While it’s possible to substitute jowar flour for wheat flour at a 1:1 ratio, here are a few important points to consider:
- Many people choose to use jowar flour alongside wheat or other flours. One reason for this is that sorghum flour lacks gluten, the protein in wheat that serves as a binding agent in baking. Gluten also gives elasticity and texture to food.
- Jowar flour has a distinct flavor compared to wheat flour, featuring mildly nutty, earthy notes. While this might not be a significant issue, it does mean there will be a slight difference in the flavor of baked goods made with it.

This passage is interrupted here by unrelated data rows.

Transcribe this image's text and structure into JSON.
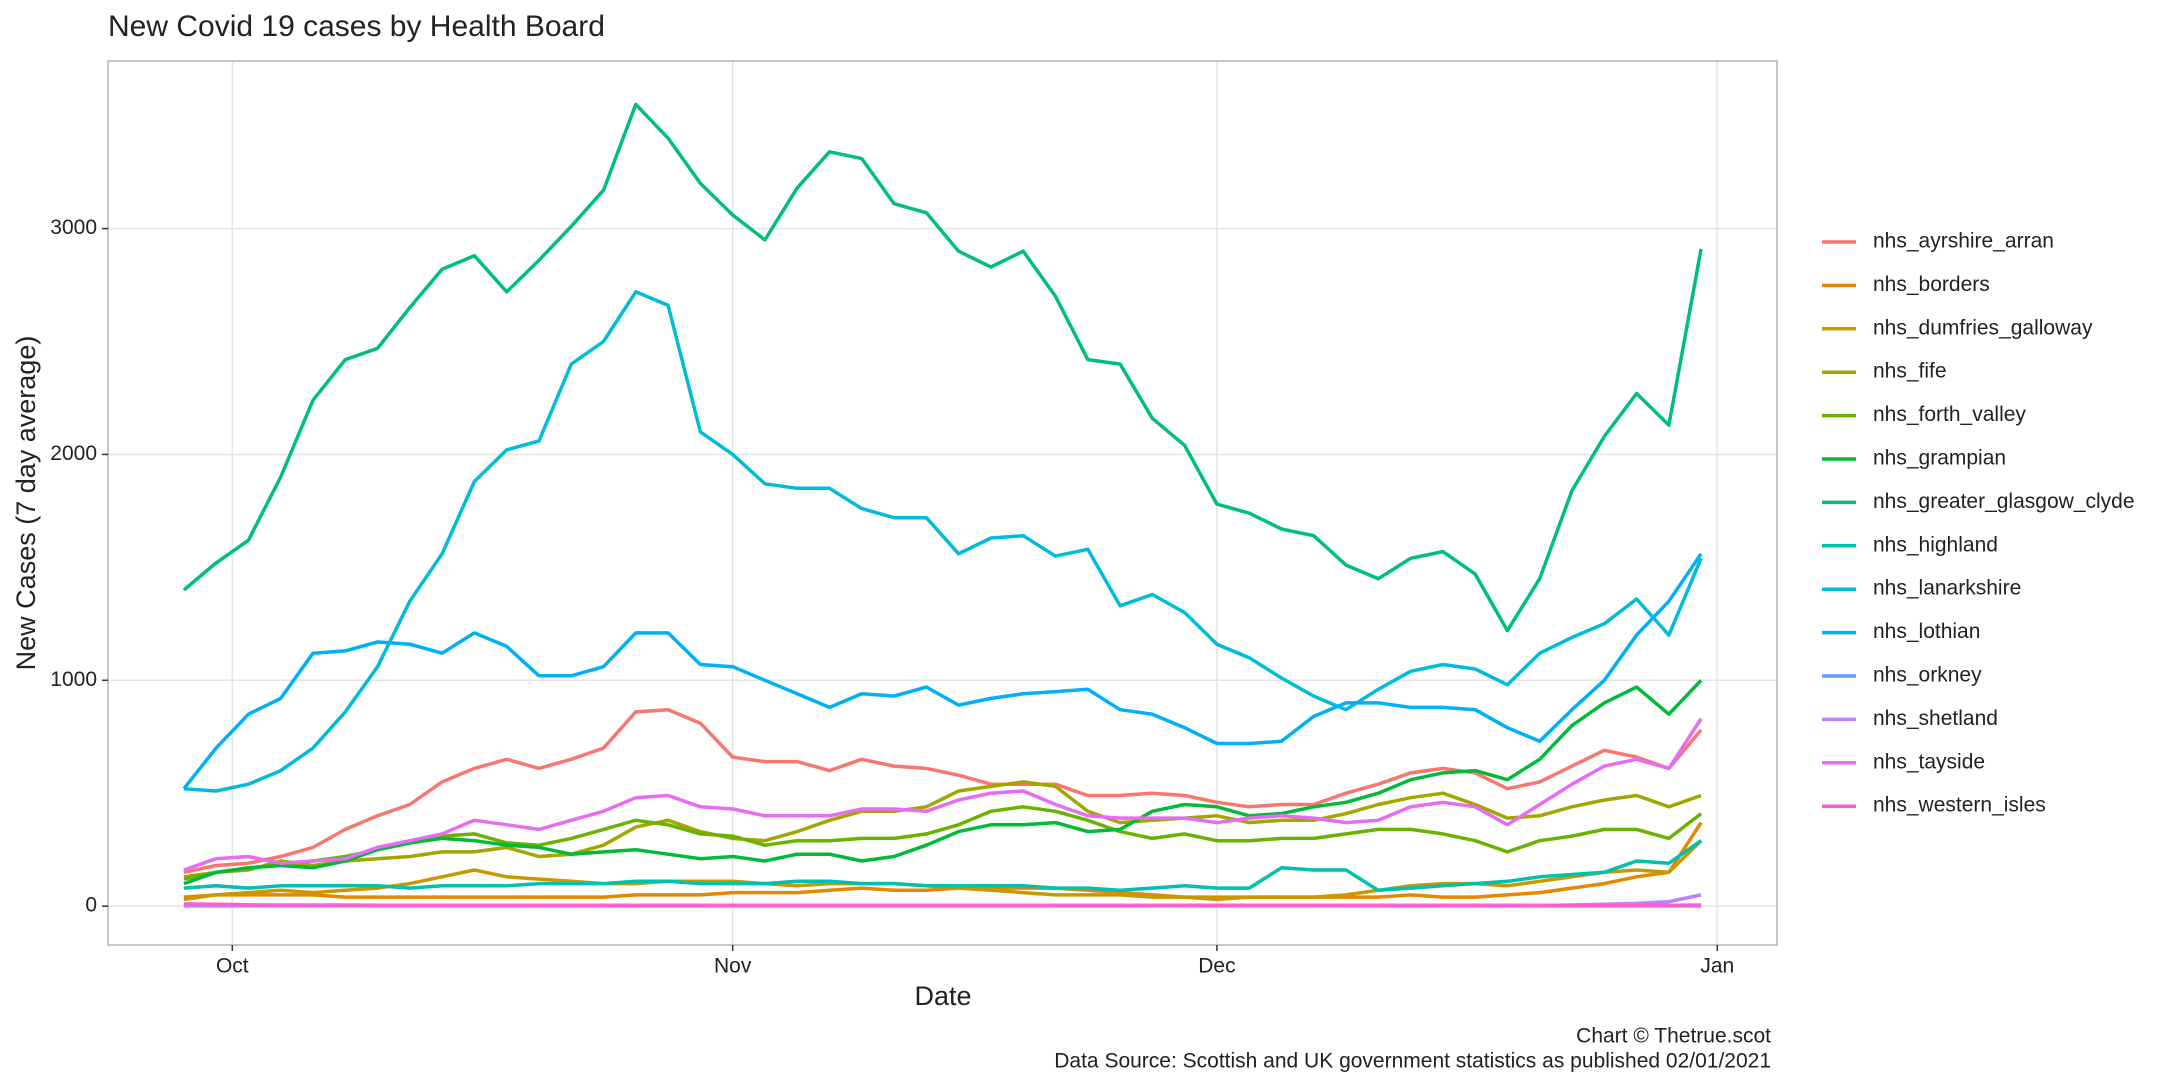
{
  "chart_data": {
    "type": "line",
    "title": "New Covid 19 cases by Health Board",
    "x_label": "Date",
    "y_label": "New Cases (7 day average)",
    "caption": [
      "Chart © Thetrue.scot",
      "Data Source: Scottish and UK government statistics as published 02/01/2021"
    ],
    "x": [
      -3,
      -1,
      1,
      3,
      5,
      7,
      9,
      11,
      13,
      15,
      17,
      19,
      21,
      23,
      25,
      27,
      29,
      31,
      33,
      35,
      37,
      39,
      41,
      43,
      45,
      47,
      49,
      51,
      53,
      55,
      57,
      59,
      61,
      63,
      65,
      67,
      69,
      71,
      73,
      75,
      77,
      79,
      81,
      83,
      85,
      87,
      89,
      91
    ],
    "xlim": [
      -7.7,
      95.7
    ],
    "xticks": [
      {
        "value": 0,
        "label": "Oct"
      },
      {
        "value": 31,
        "label": "Nov"
      },
      {
        "value": 61,
        "label": "Dec"
      },
      {
        "value": 92,
        "label": "Jan"
      }
    ],
    "ylim": [
      -172,
      3742
    ],
    "yticks": [
      0,
      1000,
      2000,
      3000
    ],
    "grid": true,
    "legend": "right",
    "series": [
      {
        "name": "nhs_ayrshire_arran",
        "color": "#F8766D",
        "values": [
          150,
          180,
          190,
          220,
          260,
          340,
          400,
          450,
          550,
          610,
          650,
          610,
          650,
          700,
          860,
          870,
          810,
          660,
          640,
          640,
          600,
          650,
          620,
          610,
          580,
          540,
          540,
          540,
          490,
          490,
          500,
          490,
          460,
          440,
          450,
          450,
          500,
          540,
          590,
          610,
          590,
          520,
          550,
          620,
          690,
          660,
          610,
          780
        ]
      },
      {
        "name": "nhs_borders",
        "color": "#E58700",
        "values": [
          40,
          50,
          50,
          50,
          50,
          40,
          40,
          40,
          40,
          40,
          40,
          40,
          40,
          40,
          50,
          50,
          50,
          60,
          60,
          60,
          70,
          80,
          70,
          70,
          80,
          80,
          80,
          80,
          70,
          60,
          50,
          40,
          30,
          40,
          40,
          40,
          40,
          40,
          50,
          40,
          40,
          50,
          60,
          80,
          100,
          130,
          150,
          370
        ]
      },
      {
        "name": "nhs_dumfries_galloway",
        "color": "#C99800",
        "values": [
          30,
          50,
          60,
          70,
          60,
          70,
          80,
          100,
          130,
          160,
          130,
          120,
          110,
          100,
          100,
          110,
          110,
          110,
          100,
          90,
          100,
          100,
          100,
          90,
          80,
          70,
          60,
          50,
          50,
          50,
          40,
          40,
          40,
          40,
          40,
          40,
          50,
          70,
          90,
          100,
          100,
          90,
          110,
          130,
          150,
          160,
          150,
          290
        ]
      },
      {
        "name": "nhs_fife",
        "color": "#A3A500",
        "values": [
          130,
          150,
          160,
          200,
          180,
          200,
          210,
          220,
          240,
          240,
          260,
          220,
          230,
          270,
          350,
          380,
          330,
          300,
          290,
          330,
          380,
          420,
          420,
          440,
          510,
          530,
          550,
          530,
          420,
          370,
          380,
          390,
          400,
          370,
          380,
          380,
          410,
          450,
          480,
          500,
          450,
          390,
          400,
          440,
          470,
          490,
          440,
          490
        ]
      },
      {
        "name": "nhs_forth_valley",
        "color": "#6BB100",
        "values": [
          120,
          150,
          170,
          180,
          200,
          220,
          250,
          280,
          310,
          320,
          280,
          270,
          300,
          340,
          380,
          360,
          320,
          310,
          270,
          290,
          290,
          300,
          300,
          320,
          360,
          420,
          440,
          420,
          380,
          330,
          300,
          320,
          290,
          290,
          300,
          300,
          320,
          340,
          340,
          320,
          290,
          240,
          290,
          310,
          340,
          340,
          300,
          410
        ]
      },
      {
        "name": "nhs_grampian",
        "color": "#00BA38",
        "values": [
          100,
          150,
          170,
          180,
          170,
          200,
          250,
          280,
          300,
          290,
          270,
          260,
          230,
          240,
          250,
          230,
          210,
          220,
          200,
          230,
          230,
          200,
          220,
          270,
          330,
          360,
          360,
          370,
          330,
          340,
          420,
          450,
          440,
          400,
          410,
          440,
          460,
          500,
          560,
          590,
          600,
          560,
          650,
          800,
          900,
          970,
          850,
          1000
        ]
      },
      {
        "name": "nhs_greater_glasgow_clyde",
        "color": "#00BF7D",
        "values": [
          1400,
          1520,
          1620,
          1900,
          2240,
          2420,
          2470,
          2650,
          2820,
          2880,
          2720,
          2860,
          3010,
          3170,
          3550,
          3400,
          3200,
          3060,
          2950,
          3180,
          3340,
          3310,
          3110,
          3070,
          2900,
          2830,
          2900,
          2700,
          2420,
          2400,
          2160,
          2040,
          1780,
          1740,
          1670,
          1640,
          1510,
          1450,
          1540,
          1570,
          1470,
          1220,
          1450,
          1840,
          2080,
          2270,
          2130,
          2910
        ]
      },
      {
        "name": "nhs_highland",
        "color": "#00C0AF",
        "values": [
          80,
          90,
          80,
          90,
          90,
          90,
          90,
          80,
          90,
          90,
          90,
          100,
          100,
          100,
          110,
          110,
          100,
          100,
          100,
          110,
          110,
          100,
          100,
          90,
          90,
          90,
          90,
          80,
          80,
          70,
          80,
          90,
          80,
          80,
          170,
          160,
          160,
          70,
          80,
          90,
          100,
          110,
          130,
          140,
          150,
          200,
          190,
          290
        ]
      },
      {
        "name": "nhs_lanarkshire",
        "color": "#00BCD8",
        "values": [
          520,
          510,
          540,
          600,
          700,
          860,
          1060,
          1350,
          1560,
          1880,
          2020,
          2060,
          2400,
          2500,
          2720,
          2660,
          2100,
          2000,
          1870,
          1850,
          1850,
          1760,
          1720,
          1720,
          1560,
          1630,
          1640,
          1550,
          1580,
          1330,
          1380,
          1300,
          1160,
          1100,
          1010,
          930,
          870,
          960,
          1040,
          1070,
          1050,
          980,
          1120,
          1190,
          1250,
          1360,
          1200,
          1540
        ]
      },
      {
        "name": "nhs_lothian",
        "color": "#00B0F6",
        "values": [
          520,
          700,
          850,
          920,
          1120,
          1130,
          1170,
          1160,
          1120,
          1210,
          1150,
          1020,
          1020,
          1060,
          1210,
          1210,
          1070,
          1060,
          1000,
          940,
          880,
          940,
          930,
          970,
          890,
          920,
          940,
          950,
          960,
          870,
          850,
          790,
          720,
          720,
          730,
          840,
          900,
          900,
          880,
          880,
          870,
          790,
          730,
          870,
          1000,
          1200,
          1350,
          1560
        ]
      },
      {
        "name": "nhs_orkney",
        "color": "#619CFF",
        "values": [
          1,
          1,
          1,
          1,
          1,
          1,
          1,
          1,
          1,
          1,
          1,
          1,
          1,
          1,
          1,
          1,
          1,
          1,
          1,
          1,
          1,
          1,
          1,
          1,
          1,
          1,
          1,
          1,
          1,
          1,
          1,
          1,
          1,
          1,
          1,
          1,
          1,
          1,
          1,
          1,
          1,
          1,
          1,
          1,
          1,
          1,
          1,
          1
        ]
      },
      {
        "name": "nhs_shetland",
        "color": "#B983FF",
        "values": [
          3,
          3,
          3,
          3,
          3,
          3,
          3,
          3,
          3,
          3,
          3,
          3,
          3,
          3,
          3,
          3,
          3,
          3,
          3,
          3,
          3,
          3,
          3,
          3,
          3,
          3,
          3,
          3,
          3,
          3,
          3,
          3,
          3,
          3,
          3,
          3,
          3,
          3,
          3,
          3,
          3,
          3,
          3,
          5,
          8,
          12,
          20,
          50
        ]
      },
      {
        "name": "nhs_tayside",
        "color": "#E76BF3",
        "values": [
          160,
          210,
          220,
          190,
          200,
          210,
          260,
          290,
          320,
          380,
          360,
          340,
          380,
          420,
          480,
          490,
          440,
          430,
          400,
          400,
          400,
          430,
          430,
          420,
          470,
          500,
          510,
          450,
          400,
          390,
          390,
          390,
          370,
          390,
          400,
          390,
          370,
          380,
          440,
          460,
          440,
          360,
          450,
          540,
          620,
          650,
          610,
          830
        ]
      },
      {
        "name": "nhs_western_isles",
        "color": "#FD61D1",
        "values": [
          10,
          8,
          6,
          5,
          5,
          5,
          4,
          4,
          4,
          4,
          4,
          4,
          4,
          4,
          4,
          4,
          4,
          4,
          4,
          4,
          4,
          4,
          4,
          4,
          4,
          4,
          4,
          4,
          4,
          4,
          4,
          4,
          4,
          4,
          4,
          4,
          4,
          4,
          4,
          4,
          4,
          4,
          4,
          4,
          4,
          4,
          4,
          5
        ]
      }
    ]
  }
}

- If using jowar flour on its own, it is a good idea to incorporate a binding agent into the recipe to provide the structure that it lacks due to the absence of gluten. Bob’s Red Mill, a producer of jowar flour, advise that xanthan gum works well for this purpose (22). Slightly less than a teaspoon of xanthan gum per cup of jowar flour is around the right amount. Xanthan gum is a common food additive that functions as a thickener, and it is produced through the fermentation of glucose and sucrose (23).
Where To Buy Jowar Flour
Jowar (or ‘sorghum’) flour can typically be found in larger grocery stores in their baking section. Large stores like Whole Foods usually have a gluten-free section, where you should be able to find the flour.
Additionally, stores specializing in African or Indian foods are likely to stock jowar flour, since it is an important ingredient in these cuisines.
If you’re unable to find jowar flour locally, numerous online stores, such as Amazon, offer a wide selection of jowar flour products.
As highlighted in this article, jowar flour is a reasonably nutritious and gluten-free alternative to wheat flour.
Its gluten-free status and superior nutritional value compared to refined wheat flour may make it an appealing choice for some people.
That said, it’s important to note that jowar flour has a more distinctive taste than wheat flour, which can be more noticeable in baked goods.
Furthermore, jowar flour isn’t as nutritious when compared to whole wheat flour or kamut flour.